By Nick Brzozowski
Looking around the auditorium, He turned to me, “One thing you have to remember more than anything else: Pain is your companion.” When we first decided to start a new church, we tried to learn as much as we could, talking with others who have done it before. And two themes came to the surface: calling and pain (we’ll have to save “calling” for another time). Everyone we talked with had some horrible, odd, painful story. One talked about scrubbing graffiti. Another talked about scrubbing sewage. Disappointments. Betrayal. Stress.
But, no one was more emphatic about the pain a church planter has to endure than Dave Nelson from Great Lakes Church in Kenosha. “Pain is your companion.” He said it so confidently. As if to bring comfort.
Dave’s church just celebrated its tenth anniversary. In ten years, they have impacted thousands of lives. As we sat in the auditorium where hundreds have come to know Jesus, Dave had to give credit where credit is due: pain.
In his book, Leadership Pain, Samuel Chand states how indispensable pain is: “you’ll grow only to the threshold of your pain.” What if pain isn’t just one way God works in us and shapes us? What if it is THE primary way God works in us and shapes us?

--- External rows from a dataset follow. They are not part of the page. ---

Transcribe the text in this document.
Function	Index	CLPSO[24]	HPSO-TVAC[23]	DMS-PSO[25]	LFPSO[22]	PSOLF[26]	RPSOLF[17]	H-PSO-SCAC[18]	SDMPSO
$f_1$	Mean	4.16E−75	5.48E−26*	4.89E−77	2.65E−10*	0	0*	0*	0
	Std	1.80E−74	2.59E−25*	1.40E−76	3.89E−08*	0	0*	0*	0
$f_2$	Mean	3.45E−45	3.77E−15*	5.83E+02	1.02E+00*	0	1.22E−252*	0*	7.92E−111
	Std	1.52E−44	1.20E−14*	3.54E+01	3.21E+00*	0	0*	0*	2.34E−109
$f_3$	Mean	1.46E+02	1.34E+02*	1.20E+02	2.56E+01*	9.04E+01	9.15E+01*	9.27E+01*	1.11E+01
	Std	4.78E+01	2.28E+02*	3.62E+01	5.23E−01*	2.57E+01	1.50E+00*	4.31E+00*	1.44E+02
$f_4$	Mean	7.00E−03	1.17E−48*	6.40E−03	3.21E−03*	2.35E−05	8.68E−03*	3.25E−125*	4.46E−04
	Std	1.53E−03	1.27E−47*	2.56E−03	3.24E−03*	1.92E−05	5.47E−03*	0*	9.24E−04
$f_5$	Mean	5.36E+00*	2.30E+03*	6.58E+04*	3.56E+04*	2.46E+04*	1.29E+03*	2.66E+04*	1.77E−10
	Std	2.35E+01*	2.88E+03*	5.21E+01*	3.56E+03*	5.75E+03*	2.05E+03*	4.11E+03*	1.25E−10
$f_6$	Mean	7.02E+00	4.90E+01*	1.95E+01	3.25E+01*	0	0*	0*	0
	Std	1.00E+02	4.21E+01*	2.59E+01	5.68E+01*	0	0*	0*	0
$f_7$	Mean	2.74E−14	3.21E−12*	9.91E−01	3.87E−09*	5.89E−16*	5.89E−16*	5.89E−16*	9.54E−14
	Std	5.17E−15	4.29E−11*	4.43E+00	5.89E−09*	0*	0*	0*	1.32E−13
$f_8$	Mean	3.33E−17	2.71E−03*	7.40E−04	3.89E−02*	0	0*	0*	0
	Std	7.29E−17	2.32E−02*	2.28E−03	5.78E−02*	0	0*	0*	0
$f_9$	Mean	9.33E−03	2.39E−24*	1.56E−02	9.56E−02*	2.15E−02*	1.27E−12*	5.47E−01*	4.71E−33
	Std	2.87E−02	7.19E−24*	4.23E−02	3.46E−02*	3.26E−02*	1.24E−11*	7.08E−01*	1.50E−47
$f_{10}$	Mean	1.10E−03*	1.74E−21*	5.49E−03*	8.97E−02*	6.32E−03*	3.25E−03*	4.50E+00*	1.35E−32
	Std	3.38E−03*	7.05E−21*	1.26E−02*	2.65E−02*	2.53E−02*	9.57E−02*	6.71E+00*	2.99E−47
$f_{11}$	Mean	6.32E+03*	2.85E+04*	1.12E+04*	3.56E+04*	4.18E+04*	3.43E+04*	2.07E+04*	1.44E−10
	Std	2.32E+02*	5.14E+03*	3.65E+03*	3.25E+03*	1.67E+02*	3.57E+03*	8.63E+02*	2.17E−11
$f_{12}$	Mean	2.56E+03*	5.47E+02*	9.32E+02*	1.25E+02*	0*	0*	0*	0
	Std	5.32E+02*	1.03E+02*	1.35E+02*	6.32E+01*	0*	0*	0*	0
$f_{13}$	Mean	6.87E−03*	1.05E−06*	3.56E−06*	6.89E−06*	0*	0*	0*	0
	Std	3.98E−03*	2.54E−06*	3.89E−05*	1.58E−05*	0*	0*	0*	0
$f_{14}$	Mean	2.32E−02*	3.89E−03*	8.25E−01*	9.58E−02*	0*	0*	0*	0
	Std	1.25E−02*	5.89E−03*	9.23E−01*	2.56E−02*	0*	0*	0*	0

Not sure I really understand this, but even Jesus learned and became perfect through suffering (Hebrews 5:8-9). Later, Chand explains how it works: “Reluctance to face pain is your greatest limitation. There is not growth without change, no change without loss, and no loss without pain. If you’re not hurting, you’re not leading.” Looking back, I think this is the main way that God prepared me to go into church planting. Tom Bennardo gives a list of four trials church planters will experience to some degree: finances, marriage/family, emotional/physical, ministry. In the last two years, each one of these has been tested in my life in some significant way.
Now, one of the things I tell myself everyday is that the fire is my friend. God has used pain to help me be less anxious, more courageous, less greedy, more compassionate, less unaware and more dependent.
As you look back, can you see the good out of the grief?